BMI believes three major factors could weigh on economic momentum during FY27.

The first is the fading impact of GST reforms introduced in September 2025. Those reforms triggered a consumption surge during the December quarter of FY26, but spending momentum weakened later. Consumption growth slowed by 1.1 percentage points to 7.1% year-on-year in the March quarter.

Secondly, rising inflation is expected to put pressure on household spending. BMI forecasts inflation to reach 5.3% in FY27, partly due to energy market disruptions linked to tensions in West Asia and concerns surrounding the Strait of Hormuz.

The third factor is slower investment growth. Although BMI does not expect immediate pressure from interest rates, businesses could become more cautious amid global uncertainty and weaker demand conditions.

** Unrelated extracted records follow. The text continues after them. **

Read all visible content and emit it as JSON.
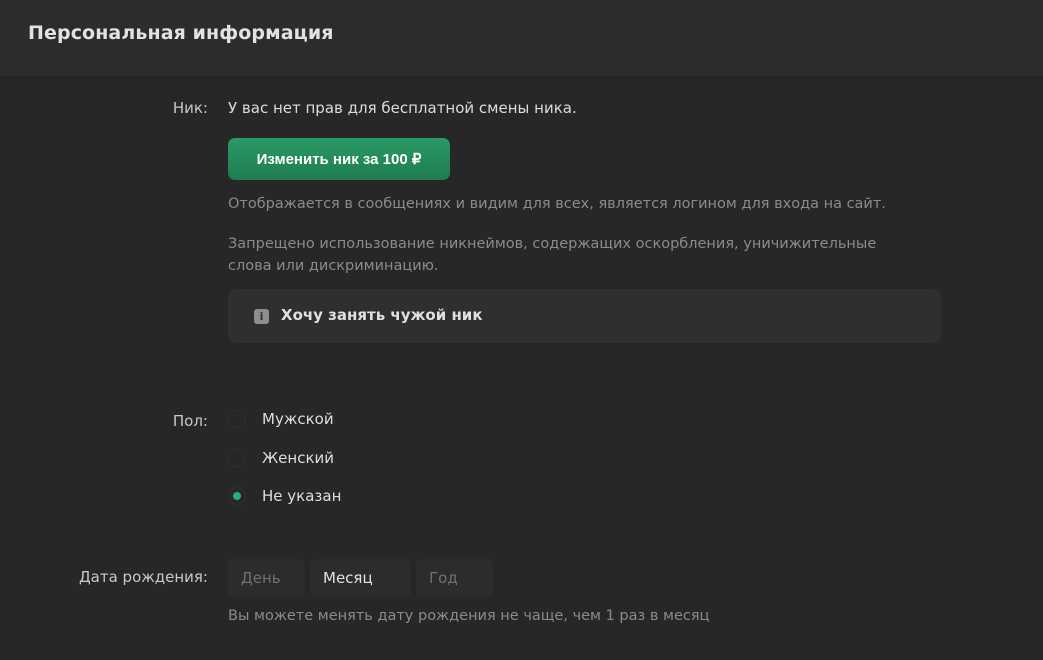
{
  "section": {
    "title": "Персональная информация"
  },
  "nick": {
    "label": "Ник:",
    "no_rights_text": "У вас нет прав для бесплатной смены ника.",
    "change_button": "Изменить ник за 100 ₽",
    "hint_display": "Отображается в сообщениях и видим для всех, является логином для входа на сайт.",
    "hint_forbidden": "Запрещено использование никнеймов, содержащих оскорбления, уничижительные слова или дискриминацию.",
    "claim_text": "Хочу занять чужой ник",
    "claim_icon": "info-icon"
  },
  "gender": {
    "label": "Пол:",
    "options": [
      {
        "label": "Мужской",
        "checked": false
      },
      {
        "label": "Женский",
        "checked": false
      },
      {
        "label": "Не указан",
        "checked": true
      }
    ]
  },
  "birth": {
    "label": "Дата рождения:",
    "day_placeholder": "День",
    "month_value": "Месяц",
    "year_placeholder": "Год",
    "hint": "Вы можете менять дату рождения не чаще, чем 1 раз в месяц"
  },
  "colors": {
    "background": "#272727",
    "accent": "#26b07a",
    "button": "#238a5a"
  }
}
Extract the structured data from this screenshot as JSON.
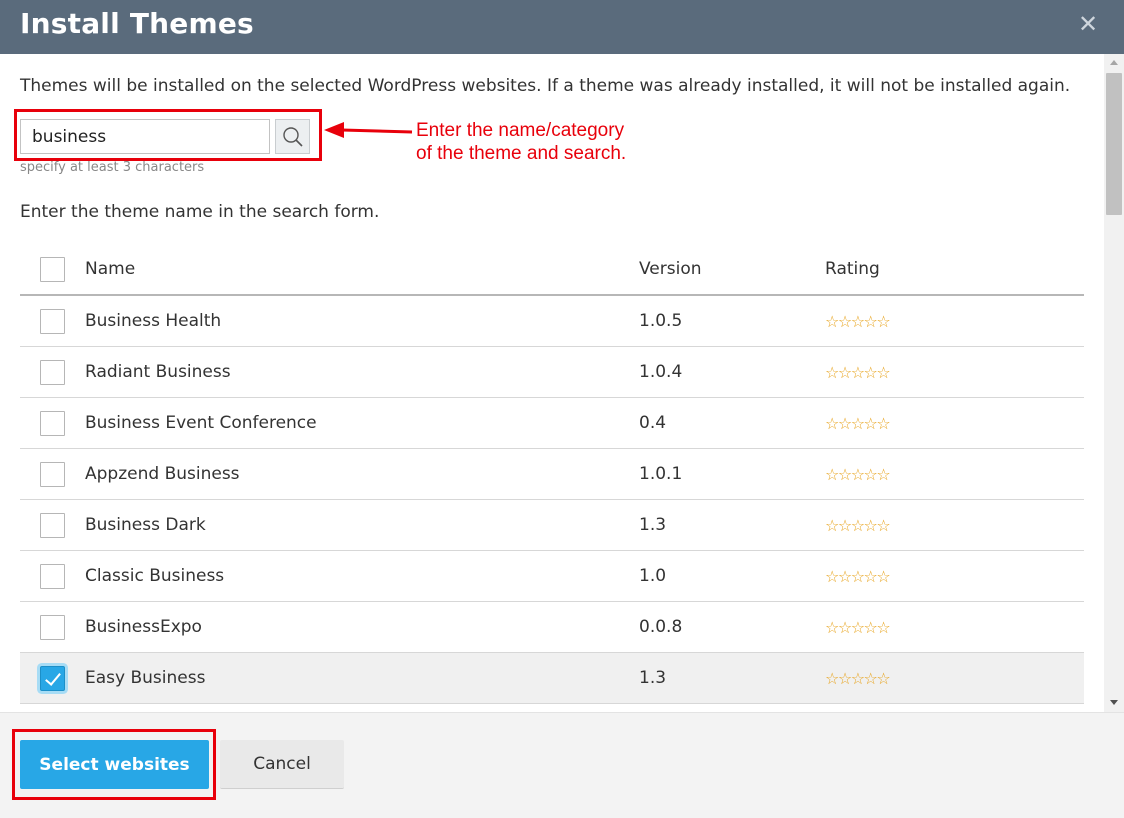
{
  "dialog": {
    "title": "Install Themes",
    "close_icon": "close-icon",
    "description": "Themes will be installed on the selected WordPress websites. If a theme was already installed, it will not be installed again."
  },
  "search": {
    "value": "business",
    "hint": "specify at least 3 characters",
    "icon": "search-icon"
  },
  "annotation": {
    "line1": "Enter the name/category",
    "line2": "of the theme and search."
  },
  "prompt": "Enter the theme name in the search form.",
  "table": {
    "headers": {
      "name": "Name",
      "version": "Version",
      "rating": "Rating"
    },
    "rows": [
      {
        "name": "Business Health",
        "version": "1.0.5",
        "rating": "☆☆☆☆☆",
        "checked": false
      },
      {
        "name": "Radiant Business",
        "version": "1.0.4",
        "rating": "☆☆☆☆☆",
        "checked": false
      },
      {
        "name": "Business Event Conference",
        "version": "0.4",
        "rating": "☆☆☆☆☆",
        "checked": false
      },
      {
        "name": "Appzend Business",
        "version": "1.0.1",
        "rating": "☆☆☆☆☆",
        "checked": false
      },
      {
        "name": "Business Dark",
        "version": "1.3",
        "rating": "☆☆☆☆☆",
        "checked": false
      },
      {
        "name": "Classic Business",
        "version": "1.0",
        "rating": "☆☆☆☆☆",
        "checked": false
      },
      {
        "name": "BusinessExpo",
        "version": "0.0.8",
        "rating": "☆☆☆☆☆",
        "checked": false
      },
      {
        "name": "Easy Business",
        "version": "1.3",
        "rating": "☆☆☆☆☆",
        "checked": true
      }
    ]
  },
  "footer": {
    "primary_label": "Select websites",
    "cancel_label": "Cancel"
  },
  "colors": {
    "titlebar": "#5a6b7c",
    "primary": "#28a7e6",
    "annotation": "#e8000b",
    "star": "#e8a521"
  }
}
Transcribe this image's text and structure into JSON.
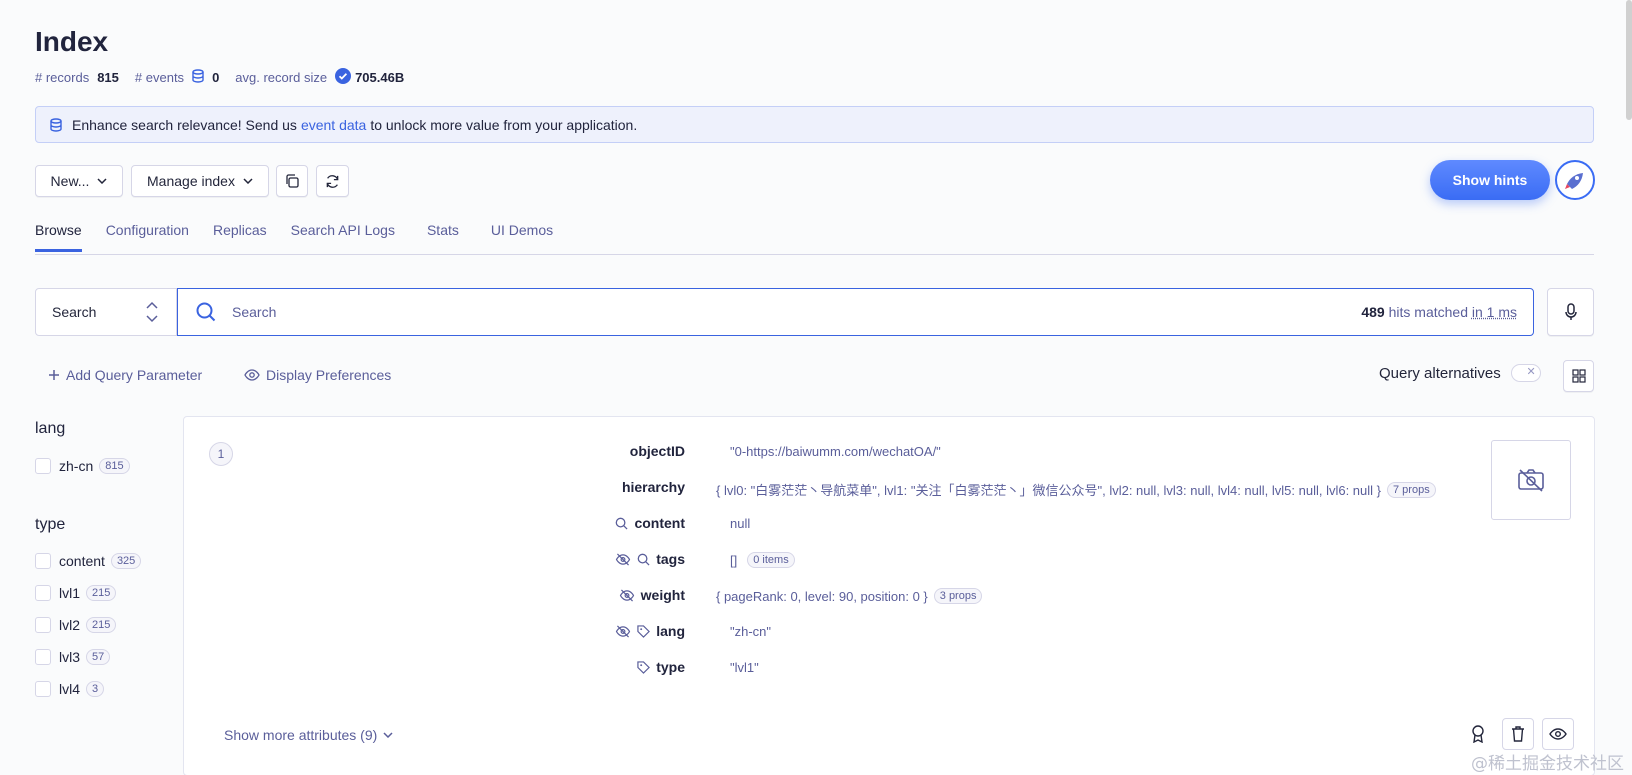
{
  "header": {
    "title": "Index",
    "records_label": "# records",
    "records_value": "815",
    "events_label": "# events",
    "events_value": "0",
    "avg_label": "avg. record size",
    "avg_value": "705.46B"
  },
  "banner": {
    "text_before": "Enhance search relevance! Send us",
    "link": "event data",
    "text_after": "to unlock more value from your application."
  },
  "toolbar": {
    "new_label": "New...",
    "manage_label": "Manage index",
    "hints_label": "Show hints"
  },
  "tabs": [
    "Browse",
    "Configuration",
    "Replicas",
    "Search API Logs",
    "Stats",
    "UI Demos"
  ],
  "search": {
    "mode": "Search",
    "placeholder": "Search",
    "hits_count": "489",
    "hits_text": "hits matched",
    "time_text": "in 1 ms"
  },
  "options": {
    "add_param": "Add Query Parameter",
    "display_prefs": "Display Preferences",
    "query_alternatives": "Query alternatives"
  },
  "facets": {
    "lang": {
      "title": "lang",
      "items": [
        {
          "label": "zh-cn",
          "count": "815"
        }
      ]
    },
    "type": {
      "title": "type",
      "items": [
        {
          "label": "content",
          "count": "325"
        },
        {
          "label": "lvl1",
          "count": "215"
        },
        {
          "label": "lvl2",
          "count": "215"
        },
        {
          "label": "lvl3",
          "count": "57"
        },
        {
          "label": "lvl4",
          "count": "3"
        }
      ]
    }
  },
  "record": {
    "rank": "1",
    "attributes": [
      {
        "key": "objectID",
        "value": "\"0-https://baiwumm.com/wechatOA/\"",
        "pill": ""
      },
      {
        "key": "hierarchy",
        "value": "{ lvl0: \"白雾茫茫丶导航菜单\", lvl1: \"关注「白雾茫茫丶」微信公众号\", lvl2: null, lvl3: null, lvl4: null, lvl5: null, lvl6: null }",
        "pill": "7 props"
      },
      {
        "key": "content",
        "value": "null",
        "pill": ""
      },
      {
        "key": "tags",
        "value": "[]",
        "pill": "0 items"
      },
      {
        "key": "weight",
        "value": "{ pageRank: 0, level: 90, position: 0 }",
        "pill": "3 props"
      },
      {
        "key": "lang",
        "value": "\"zh-cn\"",
        "pill": ""
      },
      {
        "key": "type",
        "value": "\"lvl1\"",
        "pill": ""
      }
    ],
    "show_more": "Show more attributes (9)"
  },
  "watermark": "@稀土掘金技术社区",
  "colors": {
    "accent": "#3a63e0",
    "hints_button": "#3a6cf4",
    "banner_bg": "#eef1fc"
  }
}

Rupee Weakness Could Support Exports

BMI expects the Indian rupee to trade around 95.1 against the US dollar during the calendar year.

The depreciation from the average level of 87 in 2025 could improve export competitiveness and help offset some of the economic pressure created by higher energy costs and global trade disruptions.

According to the report, stronger exports may partially cushion the impact of external shocks on India’s economy.

READ MORE

RBI Policy Support Remains A Positive

Despite forecasting slower growth, BMI highlighted that the RBI’s monetary easing measures should continue supporting economic activity.

The central bank reduced policy rates by a cumulative 125 basis points during 2025, creating a low-interest-rate environment that could help businesses and consumers navigate ongoing global challenges.

BMI also noted that any future rate hikes would likely have a larger impact on FY28 growth rather than the current fiscal year.

India Expected To Remain Among Fastest-Growing Economies

While growth is projected to moderate, India is still expected to outperform most major economies globally.

Strong domestic demand, export opportunities, infrastructure spending, and supportive monetary policy continue to provide a solid foundation for growth.

However, economists will closely monitor inflation trends, crude oil prices, consumer spending patterns, and geopolitical developments in West Asia, as these factors are likely to play a crucial role in shaping India’s economic performance during FY27.